Open cpcloud opened 9 years ago
FWIW, Spark can use the JDBC connector to do computation. It looks like this:
sc = SparkContext(...)
sql = HiveContext(...)
df = sql.load("jdbc", url="jdbc:postgresql:dbserver", dbtable="schema.tablename")
I don't think this would be that tricky.

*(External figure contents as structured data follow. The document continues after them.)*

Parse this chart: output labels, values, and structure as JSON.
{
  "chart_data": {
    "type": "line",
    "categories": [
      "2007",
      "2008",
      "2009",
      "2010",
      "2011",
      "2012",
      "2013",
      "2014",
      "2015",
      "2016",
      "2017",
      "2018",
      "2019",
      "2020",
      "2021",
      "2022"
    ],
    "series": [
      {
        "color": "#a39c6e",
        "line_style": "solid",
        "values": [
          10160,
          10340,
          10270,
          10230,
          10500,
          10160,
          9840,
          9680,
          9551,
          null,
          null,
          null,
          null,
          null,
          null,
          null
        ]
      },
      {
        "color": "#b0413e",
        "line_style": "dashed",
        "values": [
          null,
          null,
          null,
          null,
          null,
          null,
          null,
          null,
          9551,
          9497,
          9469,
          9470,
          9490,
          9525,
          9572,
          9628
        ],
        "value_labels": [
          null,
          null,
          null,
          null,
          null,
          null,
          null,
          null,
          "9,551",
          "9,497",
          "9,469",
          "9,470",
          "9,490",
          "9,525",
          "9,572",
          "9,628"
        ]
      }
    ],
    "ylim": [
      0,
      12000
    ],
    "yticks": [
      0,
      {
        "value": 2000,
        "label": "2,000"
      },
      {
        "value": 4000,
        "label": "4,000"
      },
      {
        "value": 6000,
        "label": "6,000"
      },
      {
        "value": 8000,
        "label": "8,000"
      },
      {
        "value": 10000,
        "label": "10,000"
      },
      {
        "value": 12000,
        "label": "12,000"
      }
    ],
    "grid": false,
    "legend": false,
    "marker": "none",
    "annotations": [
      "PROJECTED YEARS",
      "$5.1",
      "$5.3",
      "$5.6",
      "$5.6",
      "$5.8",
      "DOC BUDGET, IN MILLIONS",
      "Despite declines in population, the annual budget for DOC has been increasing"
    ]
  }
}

The function would look something like this:
@append.register(SQLContext, sa.Table)
def sql_to_sparksql(ctx, tb, **kwargs):
url = connection_string_from_engine(tb.bind) # <- not implemented, but i think easy
dbtable = [tb.name]
if tb.schema is not None:
dbtable.insert(0, tb.schema)
return ctx.load('jdbc', url=url, dbtable='.'.join(dbtable))

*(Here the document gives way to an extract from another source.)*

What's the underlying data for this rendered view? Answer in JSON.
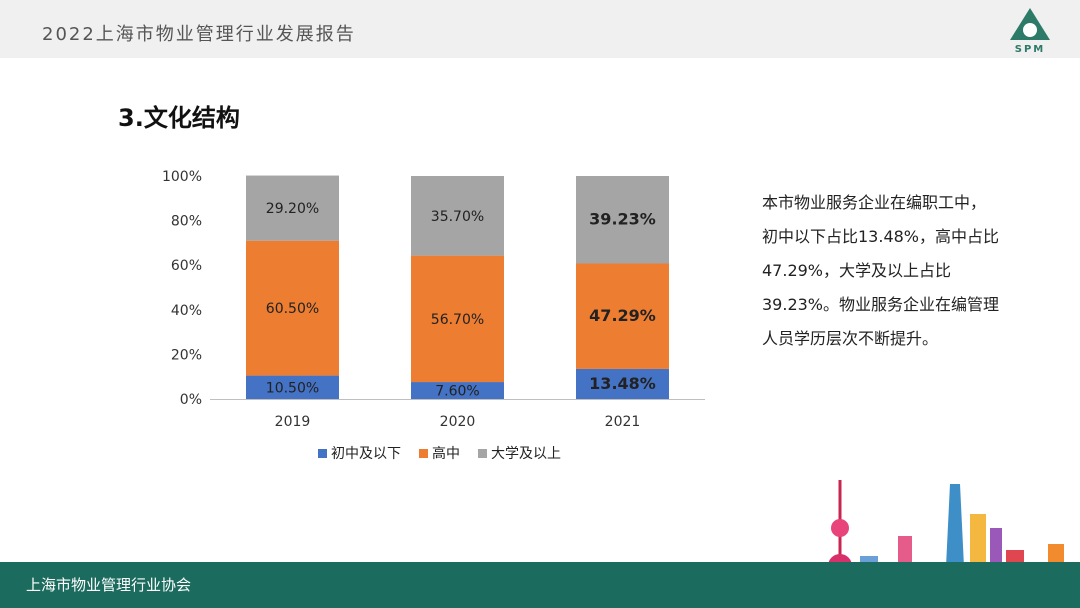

here's the spark docs on using jdbc
https://spark.apache.org/docs/1.3.0/sql-programming-guide.html#jdbc-to-other-databases
If anyone is interested in implementing this, you'll have to sudo apt-get install libpostgresql-jdbc-java
for testing on Travis-CI and then set SPARK_CLASSPATH
to one of the following
/usr/share/java/postgresql-jdbc3-9.1.jar
/usr/share/java/postgresql-jdbc4-9.1.jar
because according to the travis docs the default install is postgres 9.1
By default, the build environment will have version 9.1 running already.
The postgres connection string syntax can be found here:
https://jdbc.postgresql.org/documentation/91/connect.html
one really annoying thing is that it looks like jdbc connection strings aren't standard and can be different for different vendors
here's oracle's:
http://docs.oracle.com/cd/B28359_01/java.111/b31224/urls.htm#BEIJFHHB
migration from blaze
https://github.com/ContinuumIO/blaze/issues/582
reposting for ease of use:
from @chdoig
As Spark is becoming a popular backend, it's a common use case for people to want to transfer their datasets in DBs to a Spark/HDFS cluster.

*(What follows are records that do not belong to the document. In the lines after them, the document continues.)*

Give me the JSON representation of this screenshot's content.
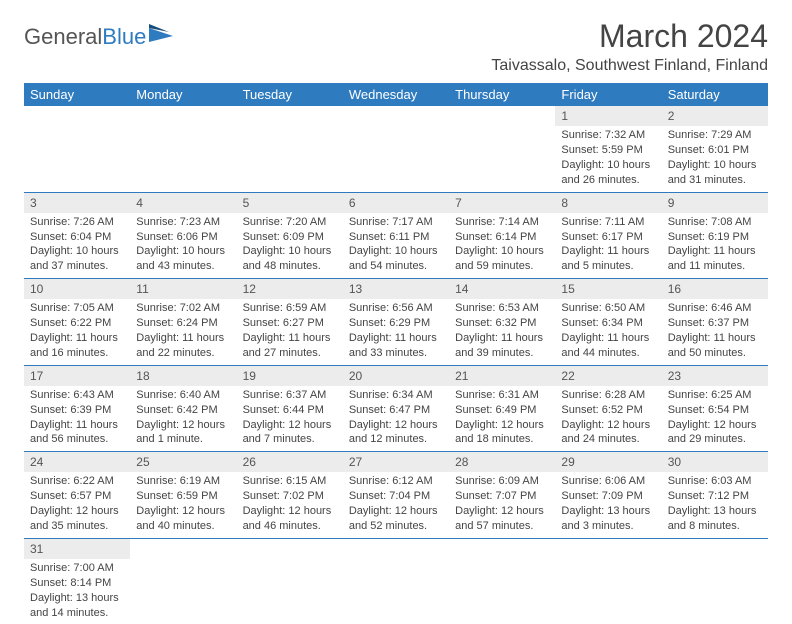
{
  "brand": {
    "part1": "General",
    "part2": "Blue"
  },
  "title": "March 2024",
  "location": "Taivassalo, Southwest Finland, Finland",
  "colors": {
    "header_bg": "#2f7bbf",
    "daynum_bg": "#ececec",
    "border": "#2f7bbf"
  },
  "weekdays": [
    "Sunday",
    "Monday",
    "Tuesday",
    "Wednesday",
    "Thursday",
    "Friday",
    "Saturday"
  ],
  "weeks": [
    [
      null,
      null,
      null,
      null,
      null,
      {
        "n": "1",
        "sr": "Sunrise: 7:32 AM",
        "ss": "Sunset: 5:59 PM",
        "dl": "Daylight: 10 hours and 26 minutes."
      },
      {
        "n": "2",
        "sr": "Sunrise: 7:29 AM",
        "ss": "Sunset: 6:01 PM",
        "dl": "Daylight: 10 hours and 31 minutes."
      }
    ],
    [
      {
        "n": "3",
        "sr": "Sunrise: 7:26 AM",
        "ss": "Sunset: 6:04 PM",
        "dl": "Daylight: 10 hours and 37 minutes."
      },
      {
        "n": "4",
        "sr": "Sunrise: 7:23 AM",
        "ss": "Sunset: 6:06 PM",
        "dl": "Daylight: 10 hours and 43 minutes."
      },
      {
        "n": "5",
        "sr": "Sunrise: 7:20 AM",
        "ss": "Sunset: 6:09 PM",
        "dl": "Daylight: 10 hours and 48 minutes."
      },
      {
        "n": "6",
        "sr": "Sunrise: 7:17 AM",
        "ss": "Sunset: 6:11 PM",
        "dl": "Daylight: 10 hours and 54 minutes."
      },
      {
        "n": "7",
        "sr": "Sunrise: 7:14 AM",
        "ss": "Sunset: 6:14 PM",
        "dl": "Daylight: 10 hours and 59 minutes."
      },
      {
        "n": "8",
        "sr": "Sunrise: 7:11 AM",
        "ss": "Sunset: 6:17 PM",
        "dl": "Daylight: 11 hours and 5 minutes."
      },
      {
        "n": "9",
        "sr": "Sunrise: 7:08 AM",
        "ss": "Sunset: 6:19 PM",
        "dl": "Daylight: 11 hours and 11 minutes."
      }
    ],
    [
      {
        "n": "10",
        "sr": "Sunrise: 7:05 AM",
        "ss": "Sunset: 6:22 PM",
        "dl": "Daylight: 11 hours and 16 minutes."
      },
      {
        "n": "11",
        "sr": "Sunrise: 7:02 AM",
        "ss": "Sunset: 6:24 PM",
        "dl": "Daylight: 11 hours and 22 minutes."
      },
      {
        "n": "12",
        "sr": "Sunrise: 6:59 AM",
        "ss": "Sunset: 6:27 PM",
        "dl": "Daylight: 11 hours and 27 minutes."
      },
      {
        "n": "13",
        "sr": "Sunrise: 6:56 AM",
        "ss": "Sunset: 6:29 PM",
        "dl": "Daylight: 11 hours and 33 minutes."
      },
      {
        "n": "14",
        "sr": "Sunrise: 6:53 AM",
        "ss": "Sunset: 6:32 PM",
        "dl": "Daylight: 11 hours and 39 minutes."
      },
      {
        "n": "15",
        "sr": "Sunrise: 6:50 AM",
        "ss": "Sunset: 6:34 PM",
        "dl": "Daylight: 11 hours and 44 minutes."
      },
      {
        "n": "16",
        "sr": "Sunrise: 6:46 AM",
        "ss": "Sunset: 6:37 PM",
        "dl": "Daylight: 11 hours and 50 minutes."
      }
    ],
    [
      {
        "n": "17",
        "sr": "Sunrise: 6:43 AM",
        "ss": "Sunset: 6:39 PM",
        "dl": "Daylight: 11 hours and 56 minutes."
      },
      {
        "n": "18",
        "sr": "Sunrise: 6:40 AM",
        "ss": "Sunset: 6:42 PM",
        "dl": "Daylight: 12 hours and 1 minute."
      },
      {
        "n": "19",
        "sr": "Sunrise: 6:37 AM",
        "ss": "Sunset: 6:44 PM",
        "dl": "Daylight: 12 hours and 7 minutes."
      },
      {
        "n": "20",
        "sr": "Sunrise: 6:34 AM",
        "ss": "Sunset: 6:47 PM",
        "dl": "Daylight: 12 hours and 12 minutes."
      },
      {
        "n": "21",
        "sr": "Sunrise: 6:31 AM",
        "ss": "Sunset: 6:49 PM",
        "dl": "Daylight: 12 hours and 18 minutes."
      },
      {
        "n": "22",
        "sr": "Sunrise: 6:28 AM",
        "ss": "Sunset: 6:52 PM",
        "dl": "Daylight: 12 hours and 24 minutes."
      },
      {
        "n": "23",
        "sr": "Sunrise: 6:25 AM",
        "ss": "Sunset: 6:54 PM",
        "dl": "Daylight: 12 hours and 29 minutes."
      }
    ],
    [
      {
        "n": "24",
        "sr": "Sunrise: 6:22 AM",
        "ss": "Sunset: 6:57 PM",
        "dl": "Daylight: 12 hours and 35 minutes."
      },
      {
        "n": "25",
        "sr": "Sunrise: 6:19 AM",
        "ss": "Sunset: 6:59 PM",
        "dl": "Daylight: 12 hours and 40 minutes."
      },
      {
        "n": "26",
        "sr": "Sunrise: 6:15 AM",
        "ss": "Sunset: 7:02 PM",
        "dl": "Daylight: 12 hours and 46 minutes."
      },
      {
        "n": "27",
        "sr": "Sunrise: 6:12 AM",
        "ss": "Sunset: 7:04 PM",
        "dl": "Daylight: 12 hours and 52 minutes."
      },
      {
        "n": "28",
        "sr": "Sunrise: 6:09 AM",
        "ss": "Sunset: 7:07 PM",
        "dl": "Daylight: 12 hours and 57 minutes."
      },
      {
        "n": "29",
        "sr": "Sunrise: 6:06 AM",
        "ss": "Sunset: 7:09 PM",
        "dl": "Daylight: 13 hours and 3 minutes."
      },
      {
        "n": "30",
        "sr": "Sunrise: 6:03 AM",
        "ss": "Sunset: 7:12 PM",
        "dl": "Daylight: 13 hours and 8 minutes."
      }
    ],
    [
      {
        "n": "31",
        "sr": "Sunrise: 7:00 AM",
        "ss": "Sunset: 8:14 PM",
        "dl": "Daylight: 13 hours and 14 minutes."
      },
      null,
      null,
      null,
      null,
      null,
      null
    ]
  ]
}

It would be nice to have an easy interface for end-users to transfer their tables in DBs to a Cluster.
into(Spark/HDFS, SQL DBs)
A lot of people are talking now about tachyon, maybe worth taking a look: http://tachyon-project.org/ http://ampcamp.berkeley.edu/big-data-mini-course/tachyon.html
This might be related with @quasiben work on SparkSQL. Maybe a barrier for people to star using SparkSQL is how they should make that transfer since:
But I'm not able to find how you make that connection from existing SQL DBs: http://spark.apache.org/docs/latest/sql-programming-guide.html
cc: @mrocklin